The scheme – which NHS England originally said would provide £15m worth of funding to hire ‘around 300’ clinical pharmacists into practices to work in patient-facing roles – is being expanded to 375 places.
It is part of the Government’s ‘new deal’ for reducing workload pressures on GPs, and it plans to help practices – likely as part of federations – to directly employ clinical pharmacists in ‘areas of greatest need where GPs are under greatest pressure’.
NHS England has said it will fund 60% of the costs of the pharmacists to the practices for the first 12 months of employment, which will decrease to 40% for the second year and 20% for the third year.
Speaking at a King’s Fund event last week, Mr Stevens said that – contrary to initial reports – NHS England had intended to help fund practices to employ 250 pharmacists.
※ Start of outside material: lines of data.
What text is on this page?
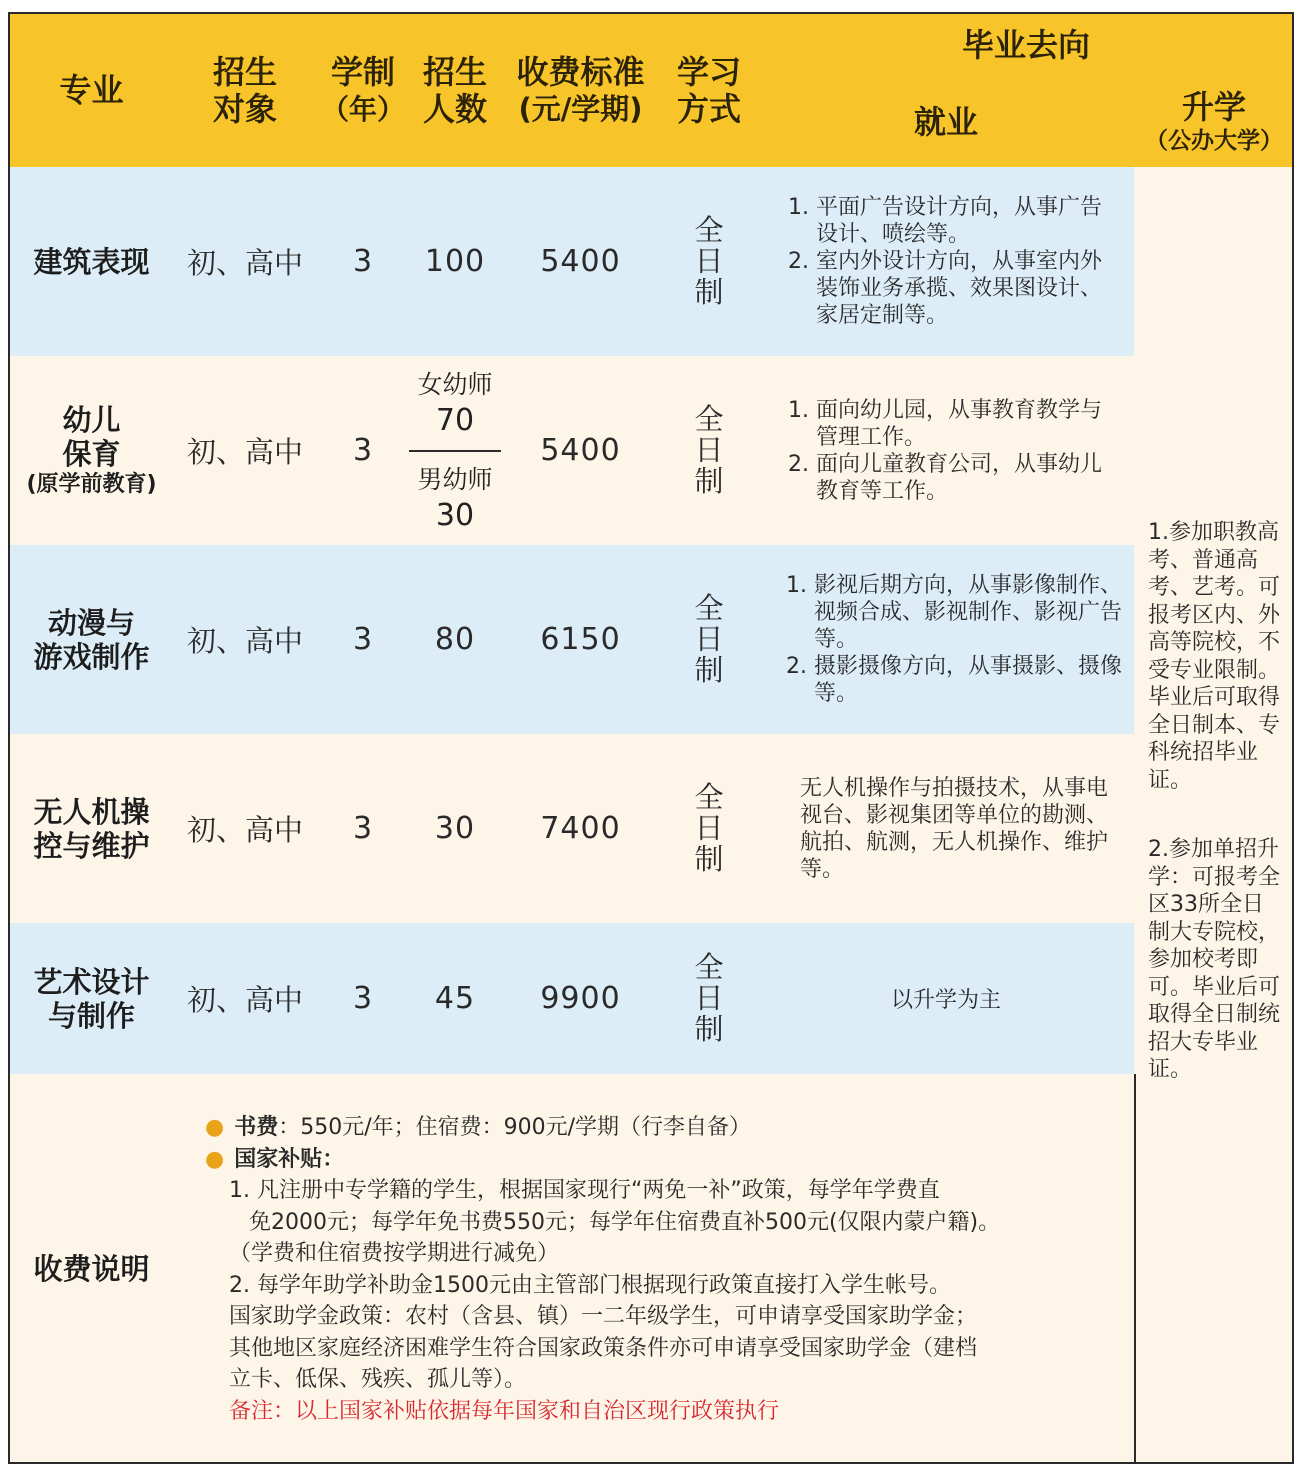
专业	招生
对象
学制
（年）
招生
人数
收费标准
(元/学期)
学习
方式
毕业去向
就业	升学
（公办大学）
建筑表现 初、高中 3 100 5400
全
日
制
1. 平面广告设计方向，从事广告设计、喷绘等。
2. 室内外设计方向，从事室内外装饰业务承揽、效果图设计、家居定制等。
幼儿
保育
(原学前教育)
初、高中 3
女幼师
70
男幼师
30
5400
全
日
制
1. 面向幼儿园，从事教育教学与管理工作。
2. 面向儿童教育公司，从事幼儿教育等工作。
动漫与
游戏制作 初、高中 3 80 6150
全
日
制
1. 影视后期方向，从事影像制作、视频合成、影视制作、影视广告等。
2. 摄影摄像方向，从事摄影、摄像等。
无人机操
控与维护 初、高中 3 30 7400
全
日
制
无人机操作与拍摄技术，从事电视台、影视集团等单位的勘测、航拍、航测，无人机操作、维护等。
艺术设计
与制作 初、高中 3 45 9900
全
日
制
以升学为主

1.参加职教高考、普通高考、艺考。可报考区内、外高等院校，不受专业限制。毕业后可取得全日制本、专科统招毕业证。

2.参加单招升学：可报考全区33所全日制大专院校，参加校考即可。毕业后可取得全日制统招大专毕业证。

收费说明
● 书费 ：550元/年；住宿费：900元/学期（行李自备）
● 国家补贴 ：
1. 凡注册中专学籍的学生，根据国家现行“两免一补”政策，每学年学费直
免2000元；每学年免书费550元；每学年住宿费直补500元(仅限内蒙户籍)。
（学费和住宿费按学期进行减免）
2. 每学年助学补助金1500元由主管部门根据现行政策直接打入学生帐号。
国家助学金政策：农村（含县、镇）一二年级学生，可申请享受国家助学金；
其他地区家庭经济困难学生符合国家政策条件亦可申请享受国家助学金（建档
立卡、低保、残疾、孤儿等）。
备注：以上国家补贴依据每年国家和自治区现行政策执行
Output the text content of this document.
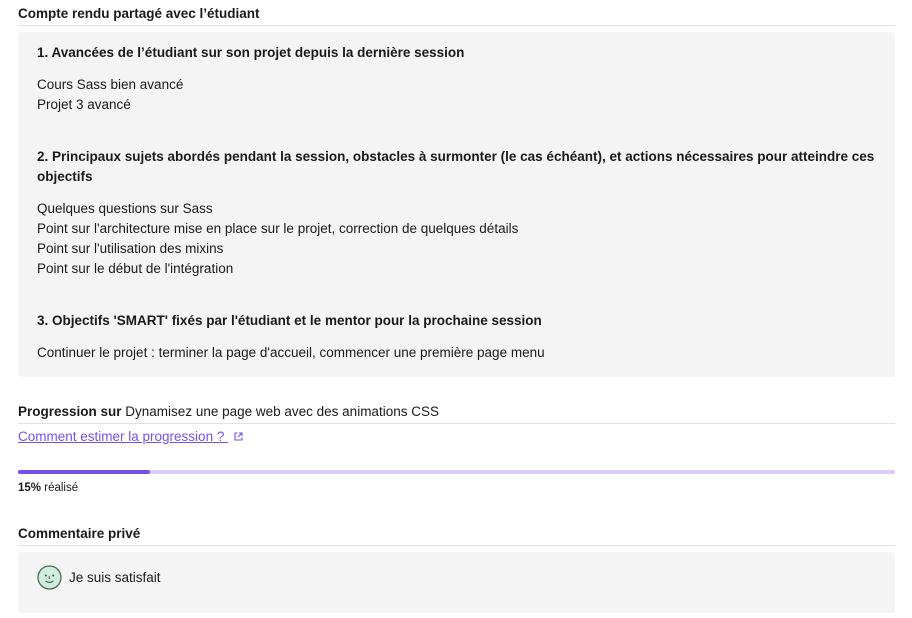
Compte rendu partagé avec l’étudiant
1. Avancées de l’étudiant sur son projet depuis la dernière session
Cours Sass bien avancé
Projet 3 avancé
2. Principaux sujets abordés pendant la session, obstacles à surmonter (le cas échéant), et actions nécessaires pour atteindre ces objectifs
Quelques questions sur Sass
Point sur l'architecture mise en place sur le projet, correction de quelques détails
Point sur l'utilisation des mixins
Point sur le début de l'intégration
3. Objectifs 'SMART' fixés par l'étudiant et le mentor pour la prochaine session
Continuer le projet : terminer la page d'accueil, commencer une première page menu
Progression sur Dynamisez une page web avec des animations CSS
Comment estimer la progression ?
15% réalisé
Commentaire privé
Je suis satisfait
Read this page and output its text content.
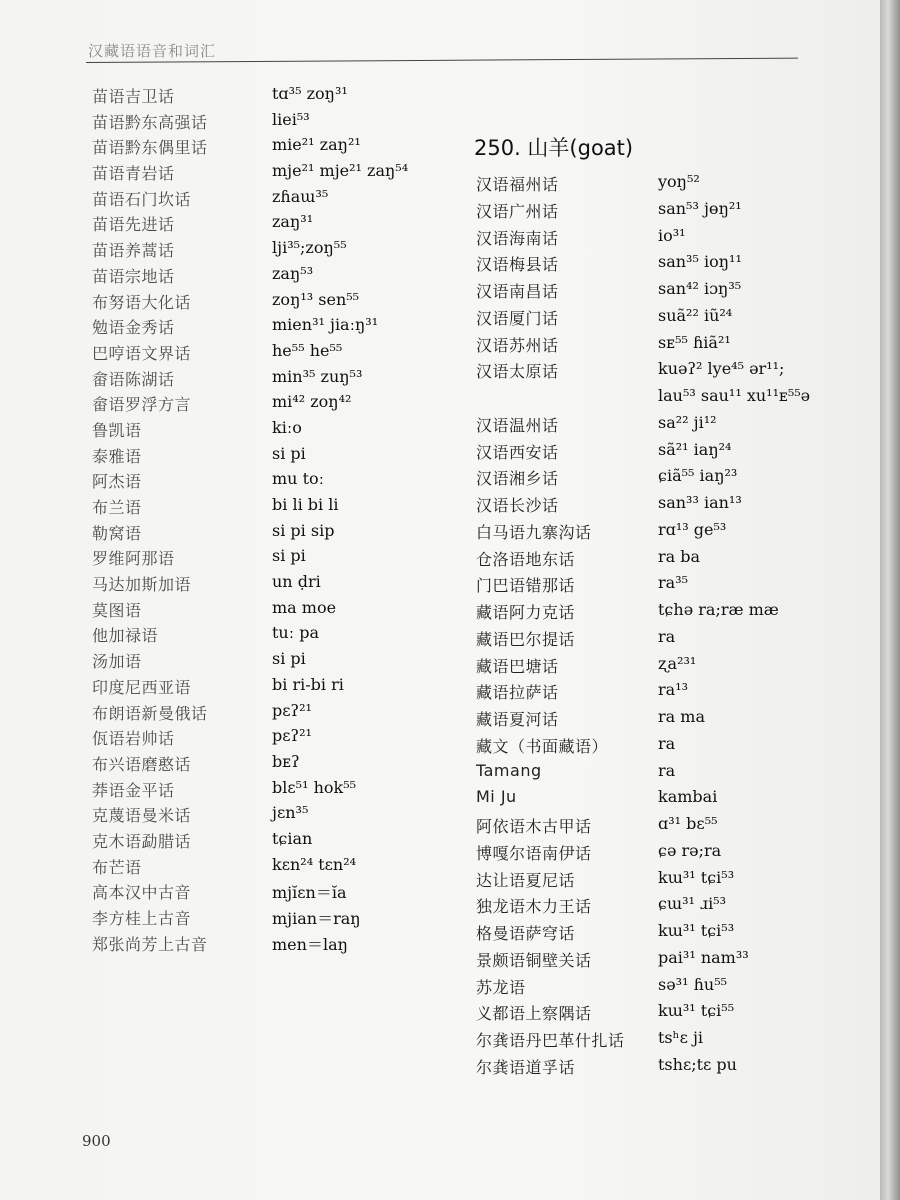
汉藏语语音和词汇
苗语吉卫话	tɑ³⁵ zoŋ³¹
苗语黔东高强话	liei⁵³
苗语黔东偶里话	mie²¹ zaŋ²¹
苗语青岩话	mje²¹ mje²¹ zaŋ⁵⁴
苗语石门坎话	zɦaɯ³⁵
苗语先进话	zaŋ³¹
苗语养蒿话	lji³⁵;zoŋ⁵⁵
苗语宗地话	zaŋ⁵³
布努语大化话	zoŋ¹³ sen⁵⁵
勉语金秀话	mien³¹ jiaːŋ³¹
巴哼语文界话	he⁵⁵ he⁵⁵
畲语陈湖话	min³⁵ zuŋ⁵³
畲语罗浮方言	mi⁴² zoŋ⁴²
鲁凯语	kiːo
泰雅语	si pi
阿杰语	mu toː
布兰语	bi li bi li
勒窝语	si pi sip
罗维阿那语	si pi
马达加斯加语	un ḍri
莫图语	ma moe
他加禄语	tuː pa
汤加语	si pi
印度尼西亚语	bi ri-bi ri
布朗语新曼俄话	pɛʔ²¹
佤语岩帅话	pɛʔ²¹
布兴语磨憨话	bᴇʔ
莽语金平话	blɛ⁵¹ hok⁵⁵
克蔑语曼米话	jɛn³⁵
克木语勐腊话	tɕian
布芒语	kɛn²⁴ tɛn²⁴
高本汉中古音	mjĭɛn＝ĭa
李方桂上古音	mjian＝raŋ
郑张尚芳上古音	men＝laŋ
250. 山羊(goat)
汉语福州话	yoŋ⁵²
汉语广州话	san⁵³ jɵŋ²¹
汉语海南话	io³¹
汉语梅县话	san³⁵ ioŋ¹¹
汉语南昌话	san⁴² iɔŋ³⁵
汉语厦门话	suã²² iũ²⁴
汉语苏州话	sᴇ⁵⁵ ɦiã²¹
汉语太原话	kuəʔ² lye⁴⁵ ər¹¹;
lau⁵³ sau¹¹ xu¹¹ᴇ⁵⁵ə
汉语温州话	sa²² ji¹²
汉语西安话	sã²¹ iaŋ²⁴
汉语湘乡话	ɕiã⁵⁵ iaŋ²³
汉语长沙话	san³³ ian¹³
白马语九寨沟话	rɑ¹³ ge⁵³
仓洛语地东话	ra ba
门巴语错那话	ra³⁵
藏语阿力克话	tɕhə ra;ræ mæ
藏语巴尔提话	ra
藏语巴塘话	ʐa²³¹
藏语拉萨话	ra¹³
藏语夏河话	ra ma
藏文（书面藏语）	ra
Tamang	ra
Mi Ju	kambai
阿依语木古甲话	ɑ³¹ bɛ⁵⁵
博嘎尔语南伊话	ɕə rə;ra
达让语夏尼话	kɯ³¹ tɕi⁵³
独龙语木力王话	ɕɯ³¹ ɹi⁵³
格曼语萨穹话	kɯ³¹ tɕi⁵³
景颇语铜壁关话	pai³¹ nam³³
苏龙语	sə³¹ ɦu⁵⁵
义都语上察隅话	kɯ³¹ tɕi⁵⁵
尔龚语丹巴革什扎话 tsʰɛ ji
尔龚语道孚话	tshɛ;tɛ pu
900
However, he said: ’I announced a few weeks back a programme to fund clinical pharmacists in general practice and the response to that has been absolutely staggering so in fact we’re going to expand by at least 50% the number of pharmacists in general practice that we’re going to be funding through that programme.’
When it was first announced in July, Mr Stevens said: ‘This has the potential to be a win-win-win for patients, their GPs and for pharmacists.
‘Tapping into the skills of clinical pharmacists should help expand care and relieve some of the pressure that GPs are clearly under. This isn’t a silver bullet but it is a practical and constructive contribution to the wider challenge.’
Dr Krishna Kasaraneni, chair of the GP training, education and workforce subcommittee, said it was an ‘encouraging’ move.
Elsewhere, NHS Bassetlaw CCG, in Nottinghamshire, has agreed to invest £100,000 across its 12 practices, according to list size, for practices to employ pharmacists on a sessional basis.
It is hoping that the scheme will save £1m through reducing waste and increasing efficiency, including by reviewing repeat prescriptions and checking care home prescriptions.